In re Julieta Jimenez

Case Type:
Case Status:
CC-20-1275-FSG, CC-21-1030-FSG (9th Circuit, Aug 02,2021) Not Published
The 9th Circuit Bankruptcy Appellate Panel upheld the bankruptcy court's rulings granting relief from the automatic stay under section 362(d)(1) and (d)(4) and dismissing the chapter 13 case where the court had entered an in rem stay relief order under 362(d)(4) in a previous case and the secured lender had foreclosed upon the property.
Procedural context:
The debtor appealed the bankruptcy court's orders granting relief from the automatic stay and dismissing the chapter 13 case. After stay relief was granted, the debtor failed to seek a stay pending appeal and the secured lender sold the property at a trustee's sale.
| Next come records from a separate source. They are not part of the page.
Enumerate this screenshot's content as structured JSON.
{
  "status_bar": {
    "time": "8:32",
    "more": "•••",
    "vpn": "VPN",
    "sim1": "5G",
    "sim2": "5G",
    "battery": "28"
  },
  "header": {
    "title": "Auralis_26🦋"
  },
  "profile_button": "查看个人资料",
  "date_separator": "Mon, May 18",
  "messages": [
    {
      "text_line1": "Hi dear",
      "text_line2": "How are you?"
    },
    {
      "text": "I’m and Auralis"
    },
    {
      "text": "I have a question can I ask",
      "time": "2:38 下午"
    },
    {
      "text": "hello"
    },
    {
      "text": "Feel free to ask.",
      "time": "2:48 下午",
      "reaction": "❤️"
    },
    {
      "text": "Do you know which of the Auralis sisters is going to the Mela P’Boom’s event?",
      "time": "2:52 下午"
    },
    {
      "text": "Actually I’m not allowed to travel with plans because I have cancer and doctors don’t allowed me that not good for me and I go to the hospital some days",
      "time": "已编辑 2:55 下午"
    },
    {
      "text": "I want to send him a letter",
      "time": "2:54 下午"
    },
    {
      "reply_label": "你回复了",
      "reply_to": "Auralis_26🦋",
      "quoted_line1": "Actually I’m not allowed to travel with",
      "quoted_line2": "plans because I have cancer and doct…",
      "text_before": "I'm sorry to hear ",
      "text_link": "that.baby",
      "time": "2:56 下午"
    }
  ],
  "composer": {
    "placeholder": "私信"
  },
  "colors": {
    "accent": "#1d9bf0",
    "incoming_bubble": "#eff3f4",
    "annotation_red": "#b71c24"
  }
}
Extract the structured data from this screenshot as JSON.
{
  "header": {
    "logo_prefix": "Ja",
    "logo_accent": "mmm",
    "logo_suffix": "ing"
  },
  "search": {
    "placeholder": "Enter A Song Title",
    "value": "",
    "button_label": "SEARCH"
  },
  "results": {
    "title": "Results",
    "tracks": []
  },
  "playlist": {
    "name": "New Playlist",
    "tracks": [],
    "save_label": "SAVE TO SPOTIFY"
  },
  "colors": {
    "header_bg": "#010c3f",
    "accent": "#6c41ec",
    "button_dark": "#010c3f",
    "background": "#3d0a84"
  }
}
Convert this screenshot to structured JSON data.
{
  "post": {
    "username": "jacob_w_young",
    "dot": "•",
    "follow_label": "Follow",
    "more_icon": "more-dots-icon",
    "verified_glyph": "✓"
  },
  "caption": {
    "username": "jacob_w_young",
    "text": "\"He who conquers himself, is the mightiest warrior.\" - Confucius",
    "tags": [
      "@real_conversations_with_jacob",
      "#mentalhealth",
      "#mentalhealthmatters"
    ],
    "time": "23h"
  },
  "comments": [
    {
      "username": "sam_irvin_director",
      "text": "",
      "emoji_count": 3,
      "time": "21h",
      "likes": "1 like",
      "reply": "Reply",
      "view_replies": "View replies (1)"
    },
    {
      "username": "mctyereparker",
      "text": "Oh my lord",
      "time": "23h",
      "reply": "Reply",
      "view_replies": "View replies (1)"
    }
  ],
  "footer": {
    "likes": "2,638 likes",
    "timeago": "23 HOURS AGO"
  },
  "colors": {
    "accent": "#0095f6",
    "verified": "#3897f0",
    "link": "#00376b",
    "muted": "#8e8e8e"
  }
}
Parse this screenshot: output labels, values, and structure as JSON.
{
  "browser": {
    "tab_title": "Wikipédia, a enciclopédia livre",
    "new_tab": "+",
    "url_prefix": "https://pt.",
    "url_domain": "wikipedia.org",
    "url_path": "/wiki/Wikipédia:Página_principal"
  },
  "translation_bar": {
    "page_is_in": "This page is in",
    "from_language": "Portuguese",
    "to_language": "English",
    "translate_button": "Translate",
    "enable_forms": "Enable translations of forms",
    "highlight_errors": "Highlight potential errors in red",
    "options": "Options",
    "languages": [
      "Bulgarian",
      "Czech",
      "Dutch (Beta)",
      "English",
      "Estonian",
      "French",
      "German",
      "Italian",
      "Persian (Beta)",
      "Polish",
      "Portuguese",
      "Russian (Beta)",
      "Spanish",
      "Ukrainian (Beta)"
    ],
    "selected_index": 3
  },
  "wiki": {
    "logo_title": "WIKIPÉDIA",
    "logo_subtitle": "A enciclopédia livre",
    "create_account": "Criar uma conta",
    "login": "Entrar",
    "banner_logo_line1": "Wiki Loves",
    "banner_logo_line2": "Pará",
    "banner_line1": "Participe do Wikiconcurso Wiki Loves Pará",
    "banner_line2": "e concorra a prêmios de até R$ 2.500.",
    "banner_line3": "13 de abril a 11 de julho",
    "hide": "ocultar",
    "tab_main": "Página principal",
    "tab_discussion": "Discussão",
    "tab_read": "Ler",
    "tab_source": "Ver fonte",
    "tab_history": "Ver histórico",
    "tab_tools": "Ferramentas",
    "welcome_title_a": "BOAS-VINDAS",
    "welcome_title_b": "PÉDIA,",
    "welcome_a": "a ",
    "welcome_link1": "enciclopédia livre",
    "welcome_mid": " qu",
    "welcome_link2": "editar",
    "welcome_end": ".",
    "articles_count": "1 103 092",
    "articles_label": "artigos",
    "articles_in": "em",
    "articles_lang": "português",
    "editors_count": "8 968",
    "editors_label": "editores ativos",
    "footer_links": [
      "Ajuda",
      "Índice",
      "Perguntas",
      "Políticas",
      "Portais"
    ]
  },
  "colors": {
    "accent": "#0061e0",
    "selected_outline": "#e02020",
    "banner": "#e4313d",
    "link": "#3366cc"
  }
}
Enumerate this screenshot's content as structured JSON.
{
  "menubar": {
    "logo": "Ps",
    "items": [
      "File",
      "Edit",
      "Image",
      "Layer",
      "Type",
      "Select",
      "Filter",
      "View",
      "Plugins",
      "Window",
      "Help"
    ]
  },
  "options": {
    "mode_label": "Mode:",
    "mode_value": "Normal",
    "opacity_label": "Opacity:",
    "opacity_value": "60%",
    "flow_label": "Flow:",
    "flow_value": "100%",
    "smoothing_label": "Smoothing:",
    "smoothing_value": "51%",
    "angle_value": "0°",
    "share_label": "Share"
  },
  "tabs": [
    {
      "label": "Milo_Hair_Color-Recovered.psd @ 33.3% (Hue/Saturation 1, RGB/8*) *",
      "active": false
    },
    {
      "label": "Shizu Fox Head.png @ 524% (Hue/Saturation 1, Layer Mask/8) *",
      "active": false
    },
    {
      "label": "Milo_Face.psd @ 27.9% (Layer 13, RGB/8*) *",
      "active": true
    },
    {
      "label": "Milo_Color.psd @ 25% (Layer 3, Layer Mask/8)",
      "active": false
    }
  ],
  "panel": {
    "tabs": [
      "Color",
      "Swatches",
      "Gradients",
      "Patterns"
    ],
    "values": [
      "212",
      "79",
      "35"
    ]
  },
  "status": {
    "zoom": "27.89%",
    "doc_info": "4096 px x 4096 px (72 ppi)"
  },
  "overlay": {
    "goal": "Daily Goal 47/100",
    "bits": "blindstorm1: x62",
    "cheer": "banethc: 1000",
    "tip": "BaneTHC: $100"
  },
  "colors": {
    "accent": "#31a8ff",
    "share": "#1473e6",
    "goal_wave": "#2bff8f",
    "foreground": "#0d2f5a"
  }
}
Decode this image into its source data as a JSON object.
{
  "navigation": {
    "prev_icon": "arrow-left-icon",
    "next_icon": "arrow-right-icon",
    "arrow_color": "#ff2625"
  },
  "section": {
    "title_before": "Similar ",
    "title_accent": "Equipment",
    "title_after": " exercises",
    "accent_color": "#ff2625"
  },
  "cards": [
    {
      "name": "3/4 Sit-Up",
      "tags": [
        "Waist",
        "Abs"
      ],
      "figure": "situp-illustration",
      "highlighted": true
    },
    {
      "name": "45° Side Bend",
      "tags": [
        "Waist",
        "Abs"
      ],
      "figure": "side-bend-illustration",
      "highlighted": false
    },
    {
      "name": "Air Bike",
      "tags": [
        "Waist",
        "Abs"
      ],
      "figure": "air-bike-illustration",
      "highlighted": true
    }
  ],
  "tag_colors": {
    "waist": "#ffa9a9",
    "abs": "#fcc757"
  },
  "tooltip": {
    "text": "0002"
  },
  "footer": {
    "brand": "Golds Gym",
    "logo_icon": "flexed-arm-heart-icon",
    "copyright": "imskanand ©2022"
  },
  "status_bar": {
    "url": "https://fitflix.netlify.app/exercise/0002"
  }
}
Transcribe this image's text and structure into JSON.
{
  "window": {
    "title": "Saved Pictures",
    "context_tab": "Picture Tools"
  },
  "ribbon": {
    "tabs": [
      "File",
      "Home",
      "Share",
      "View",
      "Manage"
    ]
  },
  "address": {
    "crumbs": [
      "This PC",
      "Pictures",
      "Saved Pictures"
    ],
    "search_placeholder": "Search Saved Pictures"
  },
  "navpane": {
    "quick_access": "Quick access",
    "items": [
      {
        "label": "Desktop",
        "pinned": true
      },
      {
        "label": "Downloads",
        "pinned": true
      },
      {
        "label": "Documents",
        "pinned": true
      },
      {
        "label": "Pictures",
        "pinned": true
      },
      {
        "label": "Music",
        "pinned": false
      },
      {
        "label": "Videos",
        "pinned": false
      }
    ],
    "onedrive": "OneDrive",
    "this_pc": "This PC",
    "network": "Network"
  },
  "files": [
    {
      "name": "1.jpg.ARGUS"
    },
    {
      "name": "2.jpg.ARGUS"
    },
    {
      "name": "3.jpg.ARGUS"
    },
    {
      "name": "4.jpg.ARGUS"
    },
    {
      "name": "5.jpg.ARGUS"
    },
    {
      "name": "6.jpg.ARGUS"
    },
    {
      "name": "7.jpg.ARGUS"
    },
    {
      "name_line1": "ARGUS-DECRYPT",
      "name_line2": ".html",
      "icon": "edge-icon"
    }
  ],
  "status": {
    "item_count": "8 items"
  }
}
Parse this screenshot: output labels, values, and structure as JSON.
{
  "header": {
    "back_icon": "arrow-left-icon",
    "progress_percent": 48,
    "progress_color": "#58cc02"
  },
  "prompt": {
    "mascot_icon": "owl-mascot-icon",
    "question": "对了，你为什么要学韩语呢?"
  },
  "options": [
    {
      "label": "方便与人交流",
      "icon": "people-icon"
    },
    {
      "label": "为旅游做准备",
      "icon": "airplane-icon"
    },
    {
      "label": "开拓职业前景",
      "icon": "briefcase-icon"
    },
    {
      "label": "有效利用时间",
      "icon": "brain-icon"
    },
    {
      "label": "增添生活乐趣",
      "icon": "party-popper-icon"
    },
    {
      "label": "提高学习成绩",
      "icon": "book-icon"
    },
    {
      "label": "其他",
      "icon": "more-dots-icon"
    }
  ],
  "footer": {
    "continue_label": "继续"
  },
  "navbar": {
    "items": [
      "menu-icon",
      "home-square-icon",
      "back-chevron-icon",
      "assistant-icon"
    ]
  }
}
In 2008, the debtor and her husband, the Jimenezes, obtained a Home Equity Line of Credit (HELOC) and executed a second priority deed of trust. The Jimenezes had filed bankruptcies in 2009 and 2012 to prevent foreclosure by the first priority lienholder and obtained a loan modification on the first priority lien in 2013. The HELOC matured in 2018 but the Jimenezes failed to repay the loan. The debtor filed a chapter 13 bankruptcy the day after the notice of default was recorded in early 2019. The court had granted stay relief under sections 362(d)(1) and (d)(4) in that case. On appeal, that ruling was upheld as to relief under section 362(d)(1) but reversed as to (d)(4) because the debtor's previous bankruptcy cases in 2009 and 2012 were not found to be a scheme to hinder, delay or defraud. Subsequently, in September 2019, an acquaintance of the Jimenezes filed a chapter 7 bankruptcy in which claimed an interest in the property to prevent the foreclosure, and relief from the automatic stay was granted in that case on the grounds that the case was filed in bad faith as a scheme to hinder, delay, or defraud. Debtor filed another chapter 13 bankruptcy the day before the December 1, 2020 foreclosure. The bankruptcy court granted relief from the automatic stay under section 362(d)(1) and (d)(4) as a scheme to hinder, delay, or defraud based on the debtor's previous bankruptcy filing and the bankruptcy filing of the Jimenezes' acquaintance. This time, the BAP upheld the stay relief under section 362(d)(4). The bankruptcy court also dismissed the case for cause because the debtor admitted that the purpose of the bankruptcy filing was to save the property but the property had been sold at foreclosure. The BAP did, however, deny the secured lender's motion to dismiss the appeals as moot based on the sale of the property, because the appellate court could grant some relief from the order's section 362(d)(4) in rem relief since that lasts 2 years and as to the part of the dismissal order that barred the debtor from re-filing for 6 months.